Had a hard time last night

I don't know why, but my heart just suddenly palpitated hard. Was I just so tired? Maybe the paranormal I'm talking about is connected. I fasted yesterday. I told my mom this morning and she thought it was my fasting that made it. I was scared but I stayed calm as much as I can. I invoked Allah's name in my head and maybe even whispered, asking for help. I was also complaining in my head asking why. There's someone in the Quran named Ya'qub who said, "I only complain of my grief and sorrow to Allah... [Quran: Surah Yusuf: Verse 86]. Why would God do this to me? I'm not perfect. Allah has punished me. It's a blessing in disguise too. I don't want to think that I am punished by Allah. Sometimes, I get stupefied thinking this could go all of my life. But I searched for something that makes your wishes come true and I followed the instructions. I said the hasanat or the one giving peace and blessings to Muhammad, as it was given to Ibrahim, 11 times, and 1000 times of "Alahus Samad" and 11 times again of the hasanat.

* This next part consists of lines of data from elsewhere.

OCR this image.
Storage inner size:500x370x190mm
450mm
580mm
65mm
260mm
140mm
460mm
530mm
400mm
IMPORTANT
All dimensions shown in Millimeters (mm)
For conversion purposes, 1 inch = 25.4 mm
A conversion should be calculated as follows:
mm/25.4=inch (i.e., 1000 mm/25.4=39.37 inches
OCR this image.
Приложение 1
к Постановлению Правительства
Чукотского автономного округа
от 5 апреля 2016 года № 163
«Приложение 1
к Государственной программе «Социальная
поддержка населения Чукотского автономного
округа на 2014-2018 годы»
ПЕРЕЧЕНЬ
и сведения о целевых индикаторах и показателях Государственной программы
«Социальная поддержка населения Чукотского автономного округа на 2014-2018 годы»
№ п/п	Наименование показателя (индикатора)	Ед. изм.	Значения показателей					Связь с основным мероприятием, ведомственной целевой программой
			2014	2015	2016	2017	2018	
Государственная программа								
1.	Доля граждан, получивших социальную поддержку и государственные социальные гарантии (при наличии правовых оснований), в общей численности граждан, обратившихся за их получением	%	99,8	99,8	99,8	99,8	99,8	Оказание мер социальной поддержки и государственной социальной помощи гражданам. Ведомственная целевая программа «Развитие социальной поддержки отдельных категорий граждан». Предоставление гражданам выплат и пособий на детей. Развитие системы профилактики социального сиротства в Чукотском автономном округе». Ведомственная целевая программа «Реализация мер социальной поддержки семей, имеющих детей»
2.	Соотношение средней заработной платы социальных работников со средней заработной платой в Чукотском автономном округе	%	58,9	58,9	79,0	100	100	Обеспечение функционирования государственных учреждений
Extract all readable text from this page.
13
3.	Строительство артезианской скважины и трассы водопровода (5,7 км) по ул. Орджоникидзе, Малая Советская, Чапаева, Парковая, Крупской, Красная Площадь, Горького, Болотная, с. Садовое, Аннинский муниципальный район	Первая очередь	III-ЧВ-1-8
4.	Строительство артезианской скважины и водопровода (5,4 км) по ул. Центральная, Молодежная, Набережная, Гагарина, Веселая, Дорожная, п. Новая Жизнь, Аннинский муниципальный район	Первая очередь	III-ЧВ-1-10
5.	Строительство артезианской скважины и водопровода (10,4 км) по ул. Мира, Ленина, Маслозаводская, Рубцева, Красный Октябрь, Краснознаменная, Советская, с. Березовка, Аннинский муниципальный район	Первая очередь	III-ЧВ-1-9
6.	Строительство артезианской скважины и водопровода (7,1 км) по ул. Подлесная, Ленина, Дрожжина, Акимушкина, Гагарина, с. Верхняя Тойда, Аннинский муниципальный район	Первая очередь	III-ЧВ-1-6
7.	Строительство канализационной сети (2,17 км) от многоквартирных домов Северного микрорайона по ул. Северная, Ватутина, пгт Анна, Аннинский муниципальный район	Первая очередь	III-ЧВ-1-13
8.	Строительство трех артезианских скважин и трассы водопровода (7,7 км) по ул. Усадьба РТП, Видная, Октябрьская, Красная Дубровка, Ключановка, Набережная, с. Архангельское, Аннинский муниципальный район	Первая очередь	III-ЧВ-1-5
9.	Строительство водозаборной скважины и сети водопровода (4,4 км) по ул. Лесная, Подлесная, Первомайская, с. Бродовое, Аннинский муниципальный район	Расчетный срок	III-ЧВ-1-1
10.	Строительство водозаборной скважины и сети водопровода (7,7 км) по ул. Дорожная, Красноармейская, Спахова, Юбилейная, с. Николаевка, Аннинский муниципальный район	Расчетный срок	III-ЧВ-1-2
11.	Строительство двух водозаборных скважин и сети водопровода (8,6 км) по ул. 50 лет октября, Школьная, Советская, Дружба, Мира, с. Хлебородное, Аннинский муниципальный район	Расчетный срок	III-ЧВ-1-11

Then I sent blessings upon the prophet in a way I can, as instructed. Some sort of Savab/Sawab. It was Savab on the video but I searched Google for it's meaning and I remember Sawab came, so maybe it was a typo. Then I made a dua for my Hajat, and I searched how, but I didn't see a specific point on how so I just prayed 2 rakaats of prayer because there was a salatul-Hajat said in a page I saw. Maybe I can pray for it that way. I remember even praying a normal dua with my hands asking for something. If you could pray for me, if you pity me, I would be grateful to you, and for my sister who passed away. Alhamdulillah. I prayed Fajr but I slept again until Duhr and prayed. Now I'm alive. When we sleep, it's a minor death. Oh yeah. I remember saying to my mom that each time she thinks of wanting to die, as far as I remember, she just remembers that every time we sleep, it is a minor death. Maybe I just need to sleep it each night because all day paranormal beings tell what's inside my mind. Sometimes, I am in bliss because of my faith in Allah. I worship him everyday and night.